First Author  Chen Y Year  2022
Journal  iScience Volume  25
Issue  7 Pages  104609
PubMed ID  35789832 Mgi Jnum  J:326599
Mgi Id  MGI:7313927 Doi  10.1016/j.isci.2022.104609
Citation  Chen Y, et al. (2022) Corticosterone antagonist or TrkB agonist attenuates schizophrenia-like behavior in a mouse model combining Bdnf-e6 deficiency and developmental stress. iScience 25(7):104609
abstractText  While schizophrenia pathogenesis involves both genetic and environmental factors, their specific combinations remain ill-defined. Here we show that deficiency in promoter VI-driven BDNF expression, combined with early-life adversity, results in schizophrenia-like endo-phenotypes.
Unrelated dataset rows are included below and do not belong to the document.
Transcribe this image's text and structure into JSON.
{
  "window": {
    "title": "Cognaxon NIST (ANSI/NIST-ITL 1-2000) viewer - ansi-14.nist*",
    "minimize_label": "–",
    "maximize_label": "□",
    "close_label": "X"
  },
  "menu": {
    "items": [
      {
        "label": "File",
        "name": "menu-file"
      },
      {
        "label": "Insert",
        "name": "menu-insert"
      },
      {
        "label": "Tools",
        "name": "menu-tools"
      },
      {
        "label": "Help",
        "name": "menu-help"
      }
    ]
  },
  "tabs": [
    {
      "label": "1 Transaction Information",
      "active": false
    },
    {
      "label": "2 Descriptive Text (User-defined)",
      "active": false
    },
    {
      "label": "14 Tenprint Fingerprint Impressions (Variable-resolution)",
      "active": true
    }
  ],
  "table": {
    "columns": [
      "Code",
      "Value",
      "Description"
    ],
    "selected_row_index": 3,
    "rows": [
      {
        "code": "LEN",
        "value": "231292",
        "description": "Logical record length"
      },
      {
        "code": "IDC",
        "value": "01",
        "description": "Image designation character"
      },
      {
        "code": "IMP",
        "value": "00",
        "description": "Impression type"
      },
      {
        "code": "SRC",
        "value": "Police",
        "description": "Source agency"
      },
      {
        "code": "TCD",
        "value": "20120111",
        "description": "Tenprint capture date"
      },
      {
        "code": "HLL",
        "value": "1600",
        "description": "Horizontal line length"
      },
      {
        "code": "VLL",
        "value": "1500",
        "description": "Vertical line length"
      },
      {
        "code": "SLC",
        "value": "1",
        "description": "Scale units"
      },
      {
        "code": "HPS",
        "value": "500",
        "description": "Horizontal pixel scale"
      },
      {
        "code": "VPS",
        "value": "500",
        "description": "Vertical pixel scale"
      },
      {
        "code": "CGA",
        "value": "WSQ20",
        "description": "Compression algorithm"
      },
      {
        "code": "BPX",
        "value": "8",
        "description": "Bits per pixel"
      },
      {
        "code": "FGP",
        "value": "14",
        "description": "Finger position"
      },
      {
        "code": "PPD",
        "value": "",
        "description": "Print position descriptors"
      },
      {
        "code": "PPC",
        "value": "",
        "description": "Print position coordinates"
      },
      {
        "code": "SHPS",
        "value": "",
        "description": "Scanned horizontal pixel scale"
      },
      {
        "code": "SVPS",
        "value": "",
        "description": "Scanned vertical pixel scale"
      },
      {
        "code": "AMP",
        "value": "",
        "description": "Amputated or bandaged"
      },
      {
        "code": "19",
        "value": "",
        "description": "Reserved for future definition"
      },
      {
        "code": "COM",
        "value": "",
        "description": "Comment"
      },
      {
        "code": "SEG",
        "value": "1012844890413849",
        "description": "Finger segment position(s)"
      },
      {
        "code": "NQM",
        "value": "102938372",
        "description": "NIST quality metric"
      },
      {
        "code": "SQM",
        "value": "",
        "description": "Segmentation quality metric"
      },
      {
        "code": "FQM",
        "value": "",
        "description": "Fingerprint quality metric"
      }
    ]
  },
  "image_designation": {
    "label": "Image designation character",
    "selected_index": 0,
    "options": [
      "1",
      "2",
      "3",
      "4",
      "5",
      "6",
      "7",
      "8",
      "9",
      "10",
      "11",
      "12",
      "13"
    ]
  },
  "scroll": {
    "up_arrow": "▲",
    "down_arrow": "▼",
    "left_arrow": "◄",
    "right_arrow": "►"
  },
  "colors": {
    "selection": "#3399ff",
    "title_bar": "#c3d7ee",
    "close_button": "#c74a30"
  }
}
Promoter VI mutant mice (Bdnf-e6 (-/-) ), when exposed to postnatal stress including hypoxia or social isolation, exhibited deficits in social interactions, spatial memory, and sensorimotor gating reflected by prepulse inhibition (PPI). Neither early-life stress nor Bdnf-e6 deficiency alone caused these abnormalities. Moreover, postnatal stress increased blood corticosterone levels of wild-type mice, and administration of corticosterone to Bdnf-e6(-/-) mice without early-life stress also resulted in PPI deficits and social dysfunction. Finally, the PPI deficits in postnatally stressed Bdnf-e6(-/-) mice were rescued by treatment with the corticosterone antagonist RU-486, or the BDNF mimetic TrkB agonistic antibody. Thus, we have identified a pair of genetic and environmental factors contributing to schizophrenia pathogenesis and providing a potential strategy for therapeutic interventions for schizophrenia.